Retzke released the following statement:
Utilities are supposed to serve the public, not squeeze it. In 2025, American Electric Power paid its CEO Bill Fehrman about 36.6 million dollars, more than any other utility CEO in the country. That is not just a big number, it shows how out of touch things have become. While families across Ohio are dealing with rising electric bills, shutoff threats, and tighter household budgets, the people at the top are seeing massive compensation packages driven largely by stock awards.
At the same time, we have seen clean energy goals scaled back and long term investments that could lower costs and improve reliability put on the back burner. When those decisions happen alongside rate increases, it raises serious questions about priorities. If it takes the average Ohio worker centuries to earn what one executive makes in a single year, something in the system is clearly out of balance.

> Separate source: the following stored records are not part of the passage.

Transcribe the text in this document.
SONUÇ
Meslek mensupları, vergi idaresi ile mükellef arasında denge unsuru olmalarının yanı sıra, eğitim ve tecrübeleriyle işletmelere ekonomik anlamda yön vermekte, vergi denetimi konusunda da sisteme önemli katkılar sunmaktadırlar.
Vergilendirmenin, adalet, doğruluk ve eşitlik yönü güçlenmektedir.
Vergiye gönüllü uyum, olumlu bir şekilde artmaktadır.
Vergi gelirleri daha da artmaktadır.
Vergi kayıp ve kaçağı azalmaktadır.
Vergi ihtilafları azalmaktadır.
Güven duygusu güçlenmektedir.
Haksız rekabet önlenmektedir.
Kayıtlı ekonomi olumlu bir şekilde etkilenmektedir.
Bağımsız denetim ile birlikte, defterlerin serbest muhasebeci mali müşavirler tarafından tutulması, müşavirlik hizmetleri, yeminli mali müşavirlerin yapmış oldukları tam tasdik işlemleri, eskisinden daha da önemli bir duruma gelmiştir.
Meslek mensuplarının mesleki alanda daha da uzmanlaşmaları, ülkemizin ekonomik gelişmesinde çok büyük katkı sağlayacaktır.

We need stronger oversight, real transparency in how rates are set, and a commitment to putting ratepayers first. Utilities should be focused on delivering reliable, affordable energy and planning for the future, not maximizing executive pay while everyday people struggle to keep the lights on.
Retzke noted that while utilities are guaranteed a return on investment through rate structures approved by regulators, that system must come with meaningful safeguards to ensure fairness for consumers. He pointed to the need for increased transparency in how rates are proposed and approved, as well as closer scrutiny of executive compensation when companies seek to raise prices.
“People expect the lights to stay on and their bills to be manageable. What they do not expect is to see record executive pay at the same time they are being asked to pay more,” Retzke said. “We need to restore balance and make sure the system is working for the people who rely on it.”
Retzke’s campaign for Ohio House District 89 is focused on lowering costs for working families, expanding economic opportunity, and ensuring that essential services like energy remain affordable, reliable, and accountable to the public.